Il canto del pifferaio – cos’altro fa il flauto del mellotron? – a suggellare il viaggio iniziatico. Lasciami portarti nei campi di fragole, dove nulla è reale…Non potremmo, come Nietzsche, Stirner e altri, pensare che nothing non designa l’assenza, ma uno stato diverso di coscienza, malgrado l’orfanotrofio, o perché il luogo è evocativo e alimenta gli archetipi dell’inconscio collettivo, un magazzino di immagini dove si dissolve la dicotomia bello/brutto, buono/cattivo. Facile vivere con gli occhi chiusi – incalza Lennon – tutto ciò che vedi è l’equivoco, l’illusione, come nel Vedanta…E’ difficile essere qualcuno, o divenirlo, ma va bene, va bene anche questo, non è che importi. Fase di una psichedelia non ripiegata su se stessa. Penso che non vi sia nessuno sul mio albero, l’incomprensione della massa, John si sposta da un livello all’altro di realtà, con alti e bassi.
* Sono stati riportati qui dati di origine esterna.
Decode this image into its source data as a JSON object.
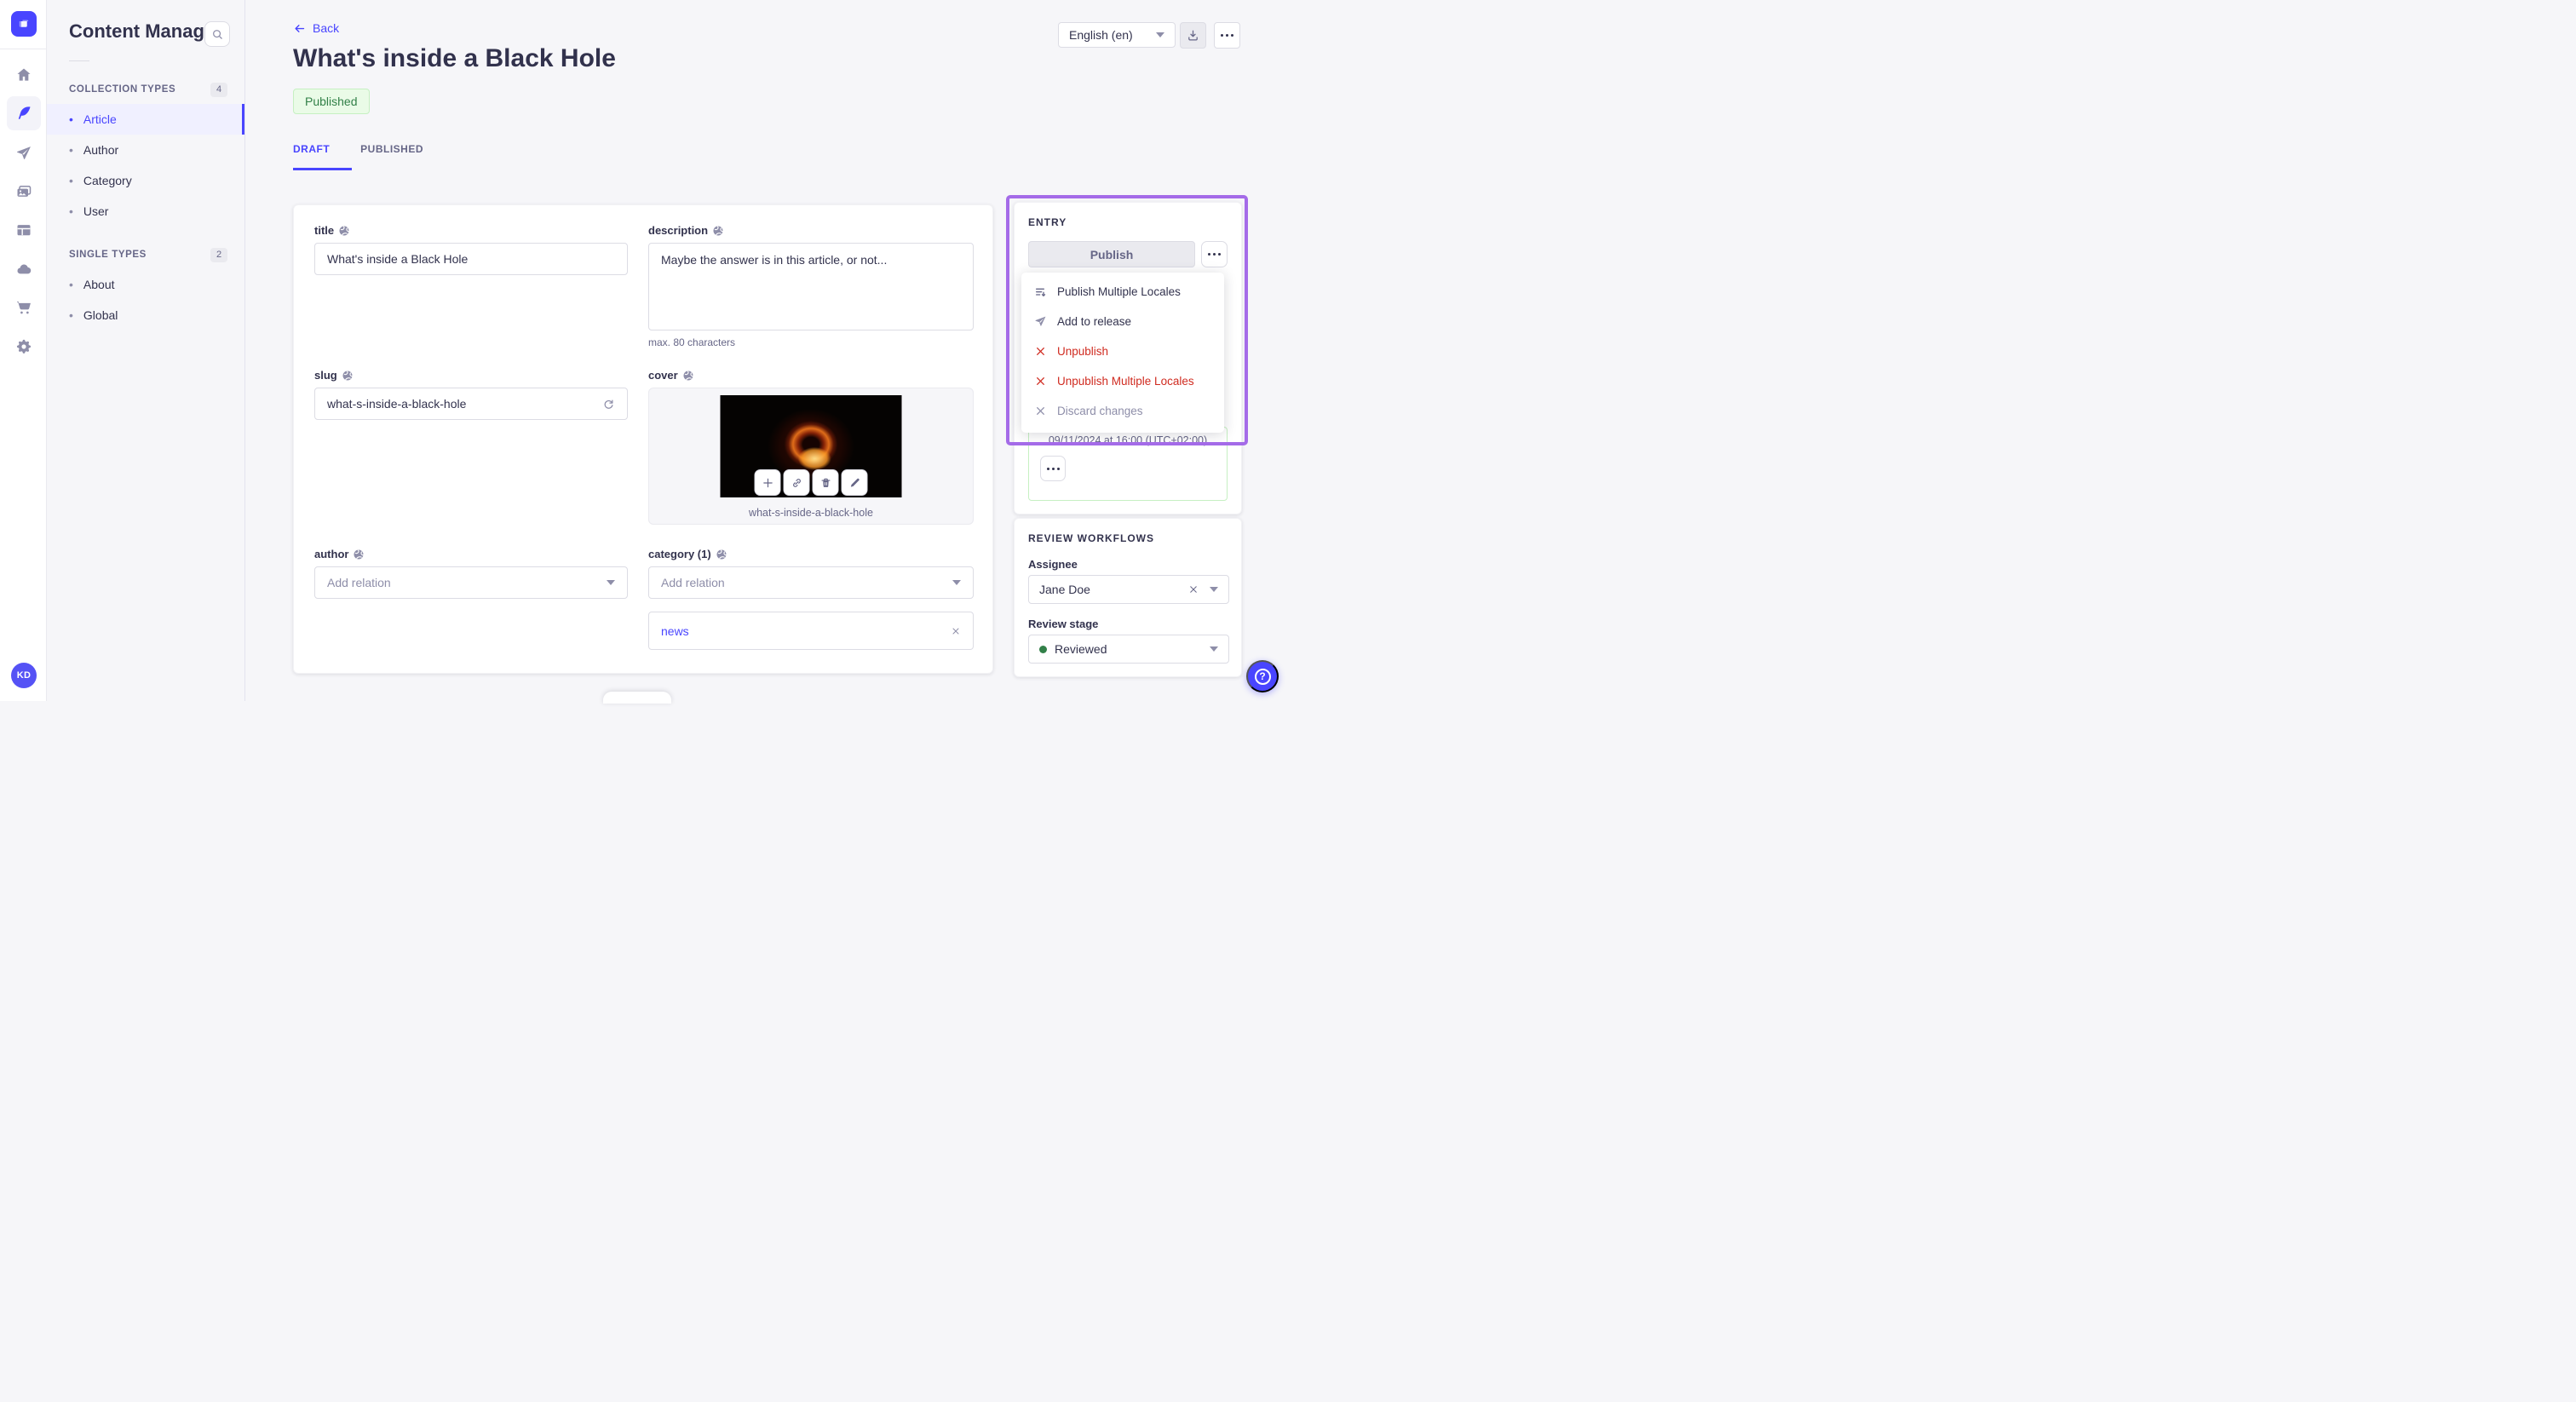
{
  "app": {
    "user_initials": "KD"
  },
  "nav_rail": {
    "icons": [
      "strapi-logo",
      "home",
      "content-manager",
      "releases",
      "media-library",
      "content-type-builder",
      "deploy",
      "purchases",
      "settings"
    ]
  },
  "sidebar": {
    "title": "Content Manager",
    "sections": [
      {
        "label": "COLLECTION TYPES",
        "count": "4",
        "items": [
          {
            "label": "Article"
          },
          {
            "label": "Author"
          },
          {
            "label": "Category"
          },
          {
            "label": "User"
          }
        ]
      },
      {
        "label": "SINGLE TYPES",
        "count": "2",
        "items": [
          {
            "label": "About"
          },
          {
            "label": "Global"
          }
        ]
      }
    ]
  },
  "header": {
    "back_label": "Back",
    "title": "What's inside a Black Hole",
    "status_badge": "Published",
    "tabs": [
      {
        "label": "DRAFT"
      },
      {
        "label": "PUBLISHED"
      }
    ],
    "locale_selector": "English (en)"
  },
  "form": {
    "title": {
      "label": "title",
      "value": "What's inside a Black Hole"
    },
    "description": {
      "label": "description",
      "value": "Maybe the answer is in this article, or not...",
      "helper": "max. 80 characters"
    },
    "slug": {
      "label": "slug",
      "value": "what-s-inside-a-black-hole"
    },
    "cover": {
      "label": "cover",
      "caption": "what-s-inside-a-black-hole"
    },
    "author": {
      "label": "author",
      "placeholder": "Add relation"
    },
    "category": {
      "label": "category (1)",
      "placeholder": "Add relation",
      "tag": "news"
    }
  },
  "entry_panel": {
    "title": "ENTRY",
    "publish_label": "Publish",
    "schedule_date": "09/11/2024 at 16:00 (UTC+02:00)",
    "menu_items": [
      {
        "label": "Publish Multiple Locales"
      },
      {
        "label": "Add to release"
      },
      {
        "label": "Unpublish"
      },
      {
        "label": "Unpublish Multiple Locales"
      },
      {
        "label": "Discard changes"
      }
    ]
  },
  "review_panel": {
    "title": "REVIEW WORKFLOWS",
    "assignee_label": "Assignee",
    "assignee_value": "Jane Doe",
    "stage_label": "Review stage",
    "stage_value": "Reviewed"
  },
  "colors": {
    "primary": "#4945ff",
    "annotation": "#a46be8",
    "success": "#328048",
    "danger": "#d02b20"
  }
}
Ma va bene, va bene, va bene, ripete come un mantra. John che gioca sulla parola bad, che dice tutto e niente, attira e respinge…Lo stato d’animo? Talvolta, penso di essere io, ma tu lo sai, so quando si tratta di un sogno – la coscienza si riprende e pensa di travalicare il paradosso di Zhuangzi: non so se quando sono sveglio sono io o una farfalla che sta sognando di essere me…Penso di saperlo, John si corregge, esita, cerca le parole giuste, che non ci sono: è tutto sbagliato, penso di dissentire. Si torna tra i campi di fragole, e tutto ridiviene irreale: Zhuangzi e la farfalla, che non se ne è mai andata, a volare sui campi di fragole. Per sempre.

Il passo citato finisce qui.